[personal profile] lighterthanair
So my appointment with Dr. S didn't involve any arguing. She gave me an additional 2 weeks off work, hesitant to give anymore in spite of my continued pain and fatigue because "sometimes workplaces call [her] and want more information if she puts them off longer." (Uh, then tell them? Radical concept, I know...) I was very tempted to tell her again that I've already been off since February, my workplace isn't going to notice an additional week here or there are this point, but though that would be entirely truth, that would probably look like I'm just fishing for time off when I don't need it, even though I do. So I kept my mouth shut.

Also turns out that the tumour had grown so large that it outstripped its blood supply and had started to die off. And while that sounds good in principle, keep in mind that meant I had dying tissue trapped inside my body, and that can easy spread infection to other nearby tissues. Again, signs that this should have been done long ago instead of her dilly-dallying to avoid potentially harming my reproductive ability.

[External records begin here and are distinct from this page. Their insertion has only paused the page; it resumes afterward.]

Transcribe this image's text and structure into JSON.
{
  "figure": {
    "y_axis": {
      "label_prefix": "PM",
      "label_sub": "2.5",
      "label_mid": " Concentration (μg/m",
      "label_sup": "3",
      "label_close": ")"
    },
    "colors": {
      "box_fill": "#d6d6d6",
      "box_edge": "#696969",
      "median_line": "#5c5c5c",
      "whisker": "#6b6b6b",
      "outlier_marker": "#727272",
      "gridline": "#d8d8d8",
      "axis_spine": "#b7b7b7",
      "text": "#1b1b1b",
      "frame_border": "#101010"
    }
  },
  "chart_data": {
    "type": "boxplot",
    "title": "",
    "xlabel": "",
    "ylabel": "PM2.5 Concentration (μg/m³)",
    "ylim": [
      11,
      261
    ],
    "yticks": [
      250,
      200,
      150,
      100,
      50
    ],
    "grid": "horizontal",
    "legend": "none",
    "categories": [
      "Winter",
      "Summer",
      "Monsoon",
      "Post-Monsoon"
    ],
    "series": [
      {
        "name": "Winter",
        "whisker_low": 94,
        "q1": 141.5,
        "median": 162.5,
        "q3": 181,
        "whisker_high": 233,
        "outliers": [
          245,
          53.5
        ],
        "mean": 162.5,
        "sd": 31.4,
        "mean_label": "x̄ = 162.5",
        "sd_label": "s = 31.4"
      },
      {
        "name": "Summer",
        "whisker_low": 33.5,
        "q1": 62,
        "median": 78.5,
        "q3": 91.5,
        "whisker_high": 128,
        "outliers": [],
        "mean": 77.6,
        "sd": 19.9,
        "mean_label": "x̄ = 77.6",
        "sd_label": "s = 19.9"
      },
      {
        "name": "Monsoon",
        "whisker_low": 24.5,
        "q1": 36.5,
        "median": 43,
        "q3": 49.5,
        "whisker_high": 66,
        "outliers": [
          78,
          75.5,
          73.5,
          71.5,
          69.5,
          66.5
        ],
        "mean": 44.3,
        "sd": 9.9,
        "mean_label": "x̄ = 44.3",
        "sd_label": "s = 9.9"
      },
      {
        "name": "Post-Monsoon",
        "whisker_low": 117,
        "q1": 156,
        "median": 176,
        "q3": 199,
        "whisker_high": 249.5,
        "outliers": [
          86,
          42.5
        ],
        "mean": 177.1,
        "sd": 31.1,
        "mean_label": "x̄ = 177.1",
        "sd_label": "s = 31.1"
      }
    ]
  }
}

And where that's concerned, if a few months she wants to do some scans to determine that. See, with the tumour's infiltration and the amount she had to cut and move in order to remove it all, she's not even sure my fallopian tubes are even attached to my uterus anymore, let alone whether they're in good enough condition to allow the egg to keep passing through. The only reason I give enough of a damn to let her do these scans is because I think it will be supremely ironic if it turns out that I'm infertile, because my infertility will have been caused by her delaying things and letting the tumour grow so large while she tried to save my fertility with lesser treatments. And if she'd just done the surgery sooner, before the tumour had grown larger and infiltrated further, she might have actually been able to save what she valued so highly in me.

If that happens, I'll have to try my best not to laugh. It would be bitter ironic laughter, but I doubt it would go over well.

In different news, last week I managed to get out 2 reviews (David Walton's Quintessence and Madeline Ashby's iD). This week I plan to write up a review of Joelle Charbonneau's The Testing, which, in a nutshell, was a pretty decent YA dystopian novel, but unfortunately was so derivative of the dozens of other YA dystopias and brought nothing new or interesting to the genre, so it largely fell flat. I think that genre's getting pretty tapped out at this point, and yet because it's still popular, more and more novels are getting written and more and more of them and just the same as what came before. Same Story, Different Day.

And considering I love reading about dystopias, that's saying something.

I've been doing a fair bit of reading this past week. It's felt so good to just lie in bed, the window open and a bag of tasty candies by my side, getting buried in books and running off to far-away lands. Though I'm still doing it for review fodder, it doesn't entirely feel like it. It feels a lot more like reading purely for my own enjoyment, which takes a lot of the pressure to review off me and cycles back to make the whole experience that much more enjoyable. I kind of wish I didn't have to go back to work at all, even in a few weeks, because I've been having so much fun reading like that. If only there was a way to make reviewing into a decently-paying career. Sigh. But I've been doing that thought-road before, and short of selling out and charging for reviews, that's not going to happen.

And that's dishonest and fills me with a sense of discomfort so profound that I wouldn't do it even if it were an option.